이름만 봐도 2D에 사용됐었던 모델이 보인다.

제시된 CenterPoint는 3D만의 방법을 찾아내는 과도기에 있는 것 같다는 생각이 들었다.

Abstract

문제
- 3차원 세계의 객체들은 특별한 방향을 갖지 않음
- Box-based detector 들은 axis-aligned bounding box를 rotated object들로 fitting하는걸 어려워함

해결
- 3차원 객체들을 point의 형태로 표현하고, detect하고 track
- 3d object tracking을 greedy closest-point matching 문제로 단순화

Introduction

잘 알려진 2D detection problem과 point-cloud에 대한 3D detection은 몇가지 challenge들이 있다.
1. Point-cloud들은 sparse하다.
2. 결과로 나오는 3D box는 global coordinate frame에서 well align 되지 않는 경우가 종종 있다.
3. 3D object들은 다양한 범위의 size, shape, aspect ratio를 갖는다.

핵심은 axis-align된 2D box는 free-form 3D object에 대해 좋지 않은 방식이라는 것이다.
- 물론 다양한 template에서 각 객체들의 orientation을 분류할 수도 있지만, 1차적으로 computational한 부담이 있고, 2차적으로는 false-positive를 많이 만들 수 있다는 잠재적인 위험이 있다.

저자들은 2D와 3D 도메인을 연결하는 것은 객체를 표현하는 방법에 크게 연관되어있다고 판단했다.

Framework CenterPoint는 다음과 같은 과정을 갖는다.
1. Point-cloud 입력에 대한 표현을 만들기 위해 standard Lidar-based backbone network를 사용한다.
  - VoxelNet
  - PointPillars
2. 이런 표현을 Overhead map-view로 flatten 시키고, standard image-based ketpoint detector를 사용해 object center를 찾는다.
3. Detect 된 각 center의 point-feature에서 object property들을 regression한다.
  - 3D size
  - Orientation
  - Velocity

Second stage를 light-weighted하게 사용해서 object location을 refine한다.
  - 여기서 estimate 된 3D box의  3D center로부터 point-feature를 extract한다.
  - Striding이나 limited receptive field 때문에 사라진 local geometric 정보를 recover한다.

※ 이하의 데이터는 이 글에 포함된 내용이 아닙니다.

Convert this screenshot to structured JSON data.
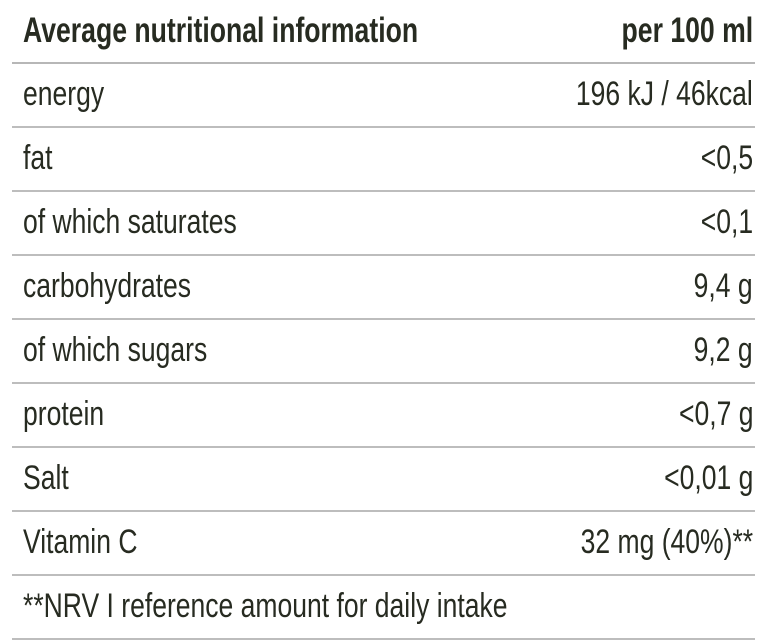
{
  "table": {
    "header": {
      "label": "Average nutritional information",
      "unit": "per 100 ml"
    },
    "rows": [
      {
        "label": "energy",
        "value": "196 kJ / 46kcal"
      },
      {
        "label": "fat",
        "value": "<0,5"
      },
      {
        "label": "of which saturates",
        "value": "<0,1"
      },
      {
        "label": "carbohydrates",
        "value": "9,4 g"
      },
      {
        "label": "of which sugars",
        "value": "9,2 g"
      },
      {
        "label": "protein",
        "value": "<0,7 g"
      },
      {
        "label": "Salt",
        "value": "<0,01 g"
      },
      {
        "label": "Vitamin C",
        "value": "32 mg (40%)**"
      }
    ],
    "footnote": "**NRV I reference amount for daily intake"
  },
  "colors": {
    "text": "#272b21",
    "divider": "#bdbdbd",
    "background": "#ffffff"
  }
}
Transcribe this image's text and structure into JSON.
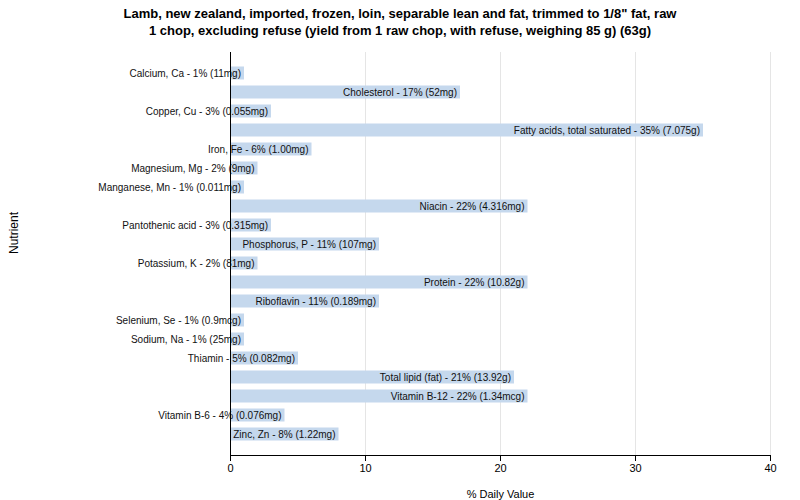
{
  "chart_data": {
    "type": "bar",
    "orientation": "horizontal",
    "title": "Lamb, new zealand, imported, frozen, loin, separable lean and fat, trimmed to 1/8\" fat, raw\n1 chop, excluding refuse (yield from 1 raw chop, with refuse, weighing 85 g) (63g)",
    "xlabel": "% Daily Value",
    "ylabel": "Nutrient",
    "categories": [
      "Calcium, Ca - 1% (11mg)",
      "Cholesterol - 17% (52mg)",
      "Copper, Cu - 3% (0.055mg)",
      "Fatty acids, total saturated - 35% (7.075g)",
      "Iron, Fe - 6% (1.00mg)",
      "Magnesium, Mg - 2% (9mg)",
      "Manganese, Mn - 1% (0.011mg)",
      "Niacin - 22% (4.316mg)",
      "Pantothenic acid - 3% (0.315mg)",
      "Phosphorus, P - 11% (107mg)",
      "Potassium, K - 2% (81mg)",
      "Protein - 22% (10.82g)",
      "Riboflavin - 11% (0.189mg)",
      "Selenium, Se - 1% (0.9mcg)",
      "Sodium, Na - 1% (25mg)",
      "Thiamin - 5% (0.082mg)",
      "Total lipid (fat) - 21% (13.92g)",
      "Vitamin B-12 - 22% (1.34mcg)",
      "Vitamin B-6 - 4% (0.076mg)",
      "Zinc, Zn - 8% (1.22mg)"
    ],
    "values": [
      1,
      17,
      3,
      35,
      6,
      2,
      1,
      22,
      3,
      11,
      2,
      22,
      11,
      1,
      1,
      5,
      21,
      22,
      4,
      8
    ],
    "color": "#c5d8ed",
    "xlim": [
      0,
      40
    ],
    "xticks": [
      0,
      10,
      20,
      30,
      40
    ],
    "grid": true,
    "tick_labels": "x"
  }
}
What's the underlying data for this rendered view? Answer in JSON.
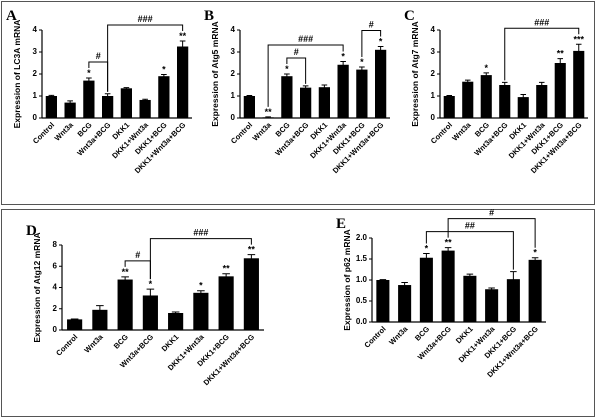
{
  "chart_data": [
    {
      "type": "bar",
      "panel": "A",
      "ylabel": "Expression of LC3A mRNA",
      "categories": [
        "Control",
        "Wnt3a",
        "BCG",
        "Wnt3a+BCG",
        "DKK1",
        "DKK1+Wnt3a",
        "DKK1+BCG",
        "DKK1+Wnt3a+BCG"
      ],
      "values": [
        1.0,
        0.7,
        1.7,
        1.0,
        1.35,
        0.82,
        1.9,
        3.25
      ],
      "errors": [
        0.03,
        0.08,
        0.12,
        0.1,
        0.03,
        0.03,
        0.08,
        0.25
      ],
      "stars": [
        null,
        null,
        "*",
        null,
        null,
        null,
        "*",
        "**"
      ],
      "brackets": [
        {
          "between": [
            "BCG",
            "Wnt3a+BCG"
          ],
          "label": "#"
        },
        {
          "between": [
            "Wnt3a+BCG",
            "DKK1+Wnt3a+BCG"
          ],
          "label": "###"
        }
      ],
      "color": "#000000",
      "ylim": [
        0,
        4
      ],
      "yticks": [
        0,
        1,
        2,
        3,
        4
      ]
    },
    {
      "type": "bar",
      "panel": "B",
      "ylabel": "Expression of Atg5 mRNA",
      "categories": [
        "Control",
        "Wnt3a",
        "BCG",
        "Wnt3a+BCG",
        "DKK1",
        "DKK1+Wnt3a",
        "DKK1+BCG",
        "DKK1+Wnt3a+BCG"
      ],
      "values": [
        1.0,
        0.03,
        1.9,
        1.38,
        1.4,
        2.42,
        2.2,
        3.1
      ],
      "errors": [
        0.02,
        0.02,
        0.1,
        0.08,
        0.1,
        0.15,
        0.12,
        0.15
      ],
      "stars": [
        null,
        "**",
        "*",
        null,
        null,
        "*",
        "*",
        "*"
      ],
      "brackets": [
        {
          "between": [
            "BCG",
            "Wnt3a+BCG"
          ],
          "label": "#"
        },
        {
          "between": [
            "Wnt3a",
            "DKK1+Wnt3a"
          ],
          "label": "###"
        },
        {
          "between": [
            "DKK1+BCG",
            "DKK1+Wnt3a+BCG"
          ],
          "label": "#"
        }
      ],
      "color": "#000000",
      "ylim": [
        0,
        4
      ],
      "yticks": [
        0,
        1,
        2,
        3,
        4
      ]
    },
    {
      "type": "bar",
      "panel": "C",
      "ylabel": "Expression of Atg7 mRNA",
      "categories": [
        "Control",
        "Wnt3a",
        "BCG",
        "Wnt3a+BCG",
        "DKK1",
        "DKK1+Wnt3a",
        "DKK1+BCG",
        "DKK1+Wnt3a+BCG"
      ],
      "values": [
        1.0,
        1.65,
        1.95,
        1.5,
        0.95,
        1.5,
        2.5,
        3.05
      ],
      "errors": [
        0.02,
        0.07,
        0.1,
        0.12,
        0.12,
        0.12,
        0.2,
        0.3
      ],
      "stars": [
        null,
        null,
        "*",
        null,
        null,
        null,
        "**",
        "***"
      ],
      "brackets": [
        {
          "between": [
            "Wnt3a+BCG",
            "DKK1+Wnt3a+BCG"
          ],
          "label": "###"
        }
      ],
      "color": "#000000",
      "ylim": [
        0,
        4
      ],
      "yticks": [
        0,
        1,
        2,
        3,
        4
      ]
    },
    {
      "type": "bar",
      "panel": "D",
      "ylabel": "Expression of Atg12 mRNA",
      "categories": [
        "Control",
        "Wnt3a",
        "BCG",
        "Wnt3a+BCG",
        "DKK1",
        "DKK1+Wnt3a",
        "DKK1+BCG",
        "DKK1+Wnt3a+BCG"
      ],
      "values": [
        1.0,
        1.9,
        4.75,
        3.25,
        1.6,
        3.5,
        5.05,
        6.75
      ],
      "errors": [
        0.03,
        0.4,
        0.25,
        0.6,
        0.1,
        0.2,
        0.25,
        0.35
      ],
      "stars": [
        null,
        null,
        "**",
        "*",
        null,
        "*",
        "**",
        "**"
      ],
      "brackets": [
        {
          "between": [
            "BCG",
            "Wnt3a+BCG"
          ],
          "label": "#"
        },
        {
          "between": [
            "Wnt3a+BCG",
            "DKK1+Wnt3a+BCG"
          ],
          "label": "###"
        }
      ],
      "color": "#000000",
      "ylim": [
        0,
        8
      ],
      "yticks": [
        0,
        2,
        4,
        6,
        8
      ]
    },
    {
      "type": "bar",
      "panel": "E",
      "ylabel": "Expression of p62 mRNA",
      "categories": [
        "Control",
        "Wnt3a",
        "BCG",
        "Wnt3a+BCG",
        "DKK1",
        "DKK1+Wnt3a",
        "DKK1+BCG",
        "DKK1+Wnt3a+BCG"
      ],
      "values": [
        1.0,
        0.88,
        1.53,
        1.7,
        1.1,
        0.78,
        1.02,
        1.48
      ],
      "errors": [
        0.01,
        0.06,
        0.1,
        0.07,
        0.04,
        0.03,
        0.18,
        0.05
      ],
      "stars": [
        null,
        null,
        "*",
        "**",
        null,
        null,
        null,
        "*"
      ],
      "brackets": [
        {
          "between": [
            "BCG",
            "DKK1+BCG"
          ],
          "label": "##"
        },
        {
          "between": [
            "Wnt3a+BCG",
            "DKK1+Wnt3a+BCG"
          ],
          "label": "#"
        }
      ],
      "color": "#000000",
      "ylim": [
        0,
        2
      ],
      "yticks": [
        {
          "value": 0,
          "label": "0.0"
        },
        0.5,
        {
          "value": 1,
          "label": "1.0"
        },
        1.5,
        {
          "value": 2,
          "label": "2.0"
        }
      ]
    }
  ]
}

Center-based representation은 몇가지 advantage를 갖는다.
1. Bounding box와는 다르게 point는 intrinsic orientation이 없다.
- Backbone이 객체의 상대적인 rotation으로부터 rotational invariance와 rotational equivariance를 학습할 수 있다.
  - object detector의 search space를 드라마틱하게 줄일 수 있다.
2. Tracking과 같은 downstream task를 단순화 한다.
  - 객체가 point로 표현될 수 있다면, tracklet은 space in time에 대해 path로 나타낼 수 있다.
  - 연속적인 frame에 있어 velocity와 같은 relative offset을 예측한뒤, greedy하게 연결한다.
3. Point-based feature extraction은 이전 approach들보다 빠르고 효과적인 two-stage refinement module 디자인을 가능하게 한다.

CenterPoint

CenterPoint는 아래에 소개되는 heatmap과 regression loss들을 섞어서 jointly하게 optimizing 한다.

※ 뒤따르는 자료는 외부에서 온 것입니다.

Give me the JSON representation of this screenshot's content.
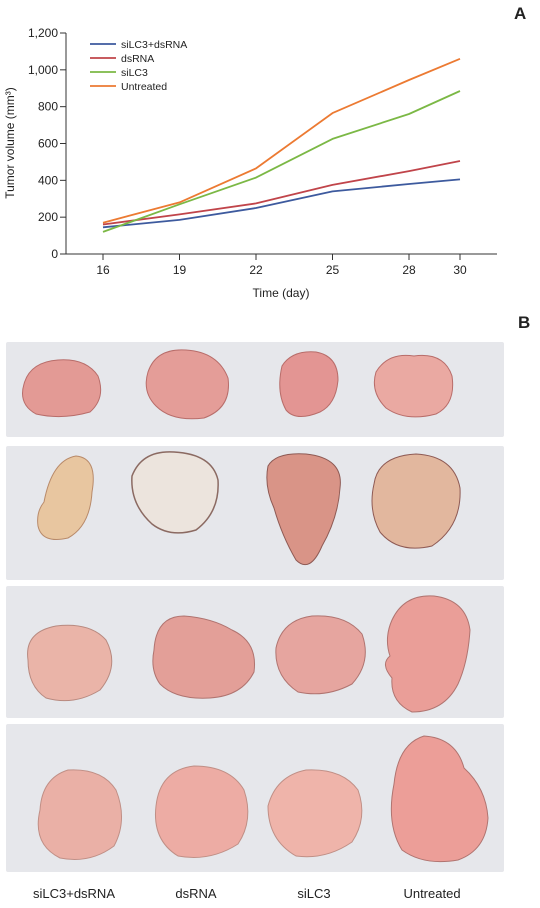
{
  "panel_letters": {
    "a": "A",
    "b": "B"
  },
  "chart_data": {
    "type": "line",
    "xlabel": "Time (day)",
    "ylabel": "Tumor volume (mm³)",
    "x": [
      16,
      19,
      22,
      25,
      28,
      30
    ],
    "ylim": [
      0,
      1200
    ],
    "yticks": [
      0,
      200,
      400,
      600,
      800,
      1000,
      1200
    ],
    "ytick_labels": [
      "0",
      "200",
      "400",
      "600",
      "800",
      "1,000",
      "1,200"
    ],
    "legend_position": "top-left",
    "grid": false,
    "series": [
      {
        "name": "siLC3+dsRNA",
        "color": "#3d5a9e",
        "values": [
          145,
          185,
          250,
          340,
          380,
          405
        ]
      },
      {
        "name": "dsRNA",
        "color": "#c0444a",
        "values": [
          160,
          215,
          275,
          375,
          450,
          505
        ]
      },
      {
        "name": "siLC3",
        "color": "#7bb845",
        "values": [
          120,
          270,
          415,
          625,
          760,
          885
        ]
      },
      {
        "name": "Untreated",
        "color": "#ec7a32",
        "values": [
          170,
          280,
          465,
          765,
          945,
          1060
        ]
      }
    ]
  },
  "photo_panel": {
    "background_color": "#e6e7eb",
    "tissue_color": "#e9a6a0",
    "group_labels": [
      "siLC3+dsRNA",
      "dsRNA",
      "siLC3",
      "Untreated"
    ]
  }
}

객체의 모든 property들은 현재 객체의 center-feature로부터 추정된다.
- 객체의 정확한 localization을 위한 충분한 정보를 포함하지 못할 수도 있다.
- 센서도 객체의 중심이 아닌 corner를 보기 때문

- 따라서 추가적인 작업을 통해 성능을 개선할 수 있다. --> Second Stage

Center heatmap head

목표
- Heatmap의 peak이 detected object의 중심에서 생성되도록 한다.

Heatmap $\hat{Y}$ 는 K개의 channel로 이루어져있다.
- K개의 class에 일대일 대응
- Class에 대한 학습을 `Focal Loss`로 함
- CenterPoint의 Dense Head 부분을 보면 `loss_cls`를 GuassianFocalLoss로 만든다.

라벨링된 bounding box의 3D center가 map-view로 projection 되면서 생긴 *2D gaussian* 을 목표로 한다.

Top-down map view에서의 object들은 이미지보다 더 sparse하다.
Image-view는 perspective하게 바라보므로 거리가 왜곡되는 반면, map-view에서는 거리가 absolute하게 보인다.
- Road scene을 보면 map-view에서 차량이 가진 영역은 작은 반면, image-view에서는 몇개의 큰 물체가 screen의 대부분을 차지한다.
- Image-view의 perspective projection에서 depth-dimension을 compress하는 것은 자연스럽게 object들 서로의 center들을 더 가깝게 위치시킨다.

CenterNet의 standard supervision에 따른 결과는 매우 sparse한 supervisory signal이고, 대부분의 위치들은 배경으로 고려된다.
- 각 ground truth 객체의 center에 대해 guassian peak을 키워서 rendering 한 headmap $Y$ 를 사용하는 positive supervision을 사용하여 이를 상쇄하고자 했다.
- Gaussian radius $\sigma = max(f(w\cdot l), \tau), \ \ where \ \ \tau = 2$
- $\tau$ : 최소 반지름
- $f$ : CornerNet에 정의된 radius function

Regression head

객체의 center-feature에 대해 몇가지 object property들을 저장해놓는다.
1. $o \in \mathbb{R}^2$ : Sub-voxel location refinement
- Voxelization, backbone network의 striding으로 인한 quantization error를 줄여준다.

2.  $h_g \in \mathbb{R}$ : Height-above-ground
  - 3차원에서의 object의 localize를 돕는다.
  - Map-view projection으로 인해 제거되는 elevation information을 추가해준다.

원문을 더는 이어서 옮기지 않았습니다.